Juan expounded: “The CSP is the engineered mechanism designed by the DOE to fulfill EPIRA’s pro-competitive mandate. It is a transparent, public, and competitive bidding where distribution utilities seek the least-cost power supply to serve their captive consumers. It is designed to discover the true, fair market price through the forces of supply and demand, not through closed-door negotiations.” He further noted that “the ERC’s primary duty in its rate-setting function must be to uphold the outcomes of a genuinely competitive CSP.”
However, does the CSP truly lower rates for consumers? So far, industry developments prove otherwise, as there has been no real drop in power rates—though the ERC highlights the CSP's advantage is achieving that ‘competitive rates’ outcome for consumers.
The tightrope walk of ERC oversight
Juan plainly framed the CSP’s two-tiered mission: first, to unleash competition so the market finds the lowest cost for consumers; and second, to protect investors’ hefty risks by guaranteeing cost recovery. This balance, he promises, will build a reliable supply and a modern grid for the country’s energy future.
“When a CSP has been conducted properly—transparently, fairly, and with robust competition—the resulting price is not just a number offered by a generator. It is the market’s definitive answer to the question: what is the least-cost power available today? It is a price validated by the competitive process itself,” he explained.
The ERC chair stressed: “To second-guess this outcome and unilaterally reduce this contracted rate under the guise of regulatory review risks undermining the entire foundation of the competitive market we are all trying to build and promote.
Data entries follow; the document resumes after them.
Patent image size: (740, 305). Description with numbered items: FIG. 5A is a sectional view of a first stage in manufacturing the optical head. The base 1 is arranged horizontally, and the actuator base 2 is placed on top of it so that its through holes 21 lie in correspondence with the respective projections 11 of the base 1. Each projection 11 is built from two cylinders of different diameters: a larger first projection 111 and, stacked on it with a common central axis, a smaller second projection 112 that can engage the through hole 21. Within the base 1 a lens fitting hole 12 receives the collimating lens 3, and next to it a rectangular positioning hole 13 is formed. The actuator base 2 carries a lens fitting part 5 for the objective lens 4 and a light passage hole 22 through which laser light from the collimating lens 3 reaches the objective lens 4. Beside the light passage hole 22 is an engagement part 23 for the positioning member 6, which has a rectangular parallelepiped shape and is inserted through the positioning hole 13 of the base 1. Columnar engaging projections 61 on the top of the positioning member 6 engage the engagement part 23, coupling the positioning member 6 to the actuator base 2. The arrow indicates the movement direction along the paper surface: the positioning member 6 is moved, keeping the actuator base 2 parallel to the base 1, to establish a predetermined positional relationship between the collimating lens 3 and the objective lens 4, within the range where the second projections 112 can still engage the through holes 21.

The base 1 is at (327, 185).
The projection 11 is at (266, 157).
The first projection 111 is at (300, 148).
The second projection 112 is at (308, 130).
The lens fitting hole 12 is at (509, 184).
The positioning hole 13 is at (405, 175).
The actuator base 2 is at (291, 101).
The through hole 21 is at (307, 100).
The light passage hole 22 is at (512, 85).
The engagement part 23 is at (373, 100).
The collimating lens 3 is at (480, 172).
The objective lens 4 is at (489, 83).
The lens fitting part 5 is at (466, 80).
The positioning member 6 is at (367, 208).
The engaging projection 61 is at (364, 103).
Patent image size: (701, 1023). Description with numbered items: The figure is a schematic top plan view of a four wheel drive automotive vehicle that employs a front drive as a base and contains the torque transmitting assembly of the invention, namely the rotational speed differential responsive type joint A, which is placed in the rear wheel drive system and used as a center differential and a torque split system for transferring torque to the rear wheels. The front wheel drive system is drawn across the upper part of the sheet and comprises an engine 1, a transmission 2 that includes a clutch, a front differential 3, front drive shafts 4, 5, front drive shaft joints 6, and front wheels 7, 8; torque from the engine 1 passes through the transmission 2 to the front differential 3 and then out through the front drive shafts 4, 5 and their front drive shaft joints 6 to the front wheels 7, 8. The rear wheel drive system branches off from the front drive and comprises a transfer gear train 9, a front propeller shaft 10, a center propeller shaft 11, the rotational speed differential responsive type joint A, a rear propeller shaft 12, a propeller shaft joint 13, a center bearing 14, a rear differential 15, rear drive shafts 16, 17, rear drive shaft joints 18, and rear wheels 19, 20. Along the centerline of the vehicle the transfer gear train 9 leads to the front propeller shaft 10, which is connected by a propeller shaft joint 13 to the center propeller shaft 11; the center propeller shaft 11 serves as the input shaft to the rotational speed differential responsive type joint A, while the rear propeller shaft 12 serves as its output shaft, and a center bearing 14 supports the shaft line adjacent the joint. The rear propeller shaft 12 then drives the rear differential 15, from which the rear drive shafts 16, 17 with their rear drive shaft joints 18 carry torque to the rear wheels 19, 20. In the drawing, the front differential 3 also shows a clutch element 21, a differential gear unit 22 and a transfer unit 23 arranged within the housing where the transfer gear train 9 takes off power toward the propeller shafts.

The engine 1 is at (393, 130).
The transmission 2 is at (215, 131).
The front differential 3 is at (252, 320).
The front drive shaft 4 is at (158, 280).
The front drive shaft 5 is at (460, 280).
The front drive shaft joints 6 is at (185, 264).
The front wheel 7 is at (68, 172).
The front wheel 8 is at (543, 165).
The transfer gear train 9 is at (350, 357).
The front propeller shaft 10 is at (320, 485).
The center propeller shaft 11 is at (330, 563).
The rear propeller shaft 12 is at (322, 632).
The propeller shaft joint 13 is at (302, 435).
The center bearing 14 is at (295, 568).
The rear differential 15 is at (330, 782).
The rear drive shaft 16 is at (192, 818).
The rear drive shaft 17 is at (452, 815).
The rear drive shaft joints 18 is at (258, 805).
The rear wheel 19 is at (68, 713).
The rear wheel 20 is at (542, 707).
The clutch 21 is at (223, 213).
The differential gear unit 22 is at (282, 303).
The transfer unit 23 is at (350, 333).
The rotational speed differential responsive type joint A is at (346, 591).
It creates regulatory uncertainty that discourages the very investment we need.”
He added, “It tells investors: you competed and won fairly, but the goalposts may still move during the PSA review process at ERC. This does not protect consumers; it ultimately harms them by chilling investment, threatening future supply, and jeopardizing the long-term reliability and affordability of our power.”
Juan qualified, though, that the ERC can’t just rubber-stamp every PSA—its regulatory watchdog role is vital: to rigorously verify that the CSP was genuinely competitive, costs are reasonable, and no dirty dealings slipped through. But once fairness and prudence are proven, the regulator must have the guts to trust the market it was mandated to create and promote. Why? Because honoring a competitively-set price is the strongest shield consumers have against the hidden costs of uncertainty, underinvestment, and creeping monopolies.
Beyond approving PSA rates under the CSP, the ERC also regulates tariffs for transmission provider NGCP and the power utilities. But with rates relentlessly rising and services relatively failing to progress, can the regulator actually detect and penalize abuses? Just like in the flood control controversy, are ‘ghost projects’ also plaguing the energy sector, especially in the capital expenditure (capex) program of DUs?
That’s a tough challenge for the ‘transformative ERC’ that the new Chairman promises, and everyone is watching if they can actually deliver—not just on lower or competitive rates, but better service for the consumers.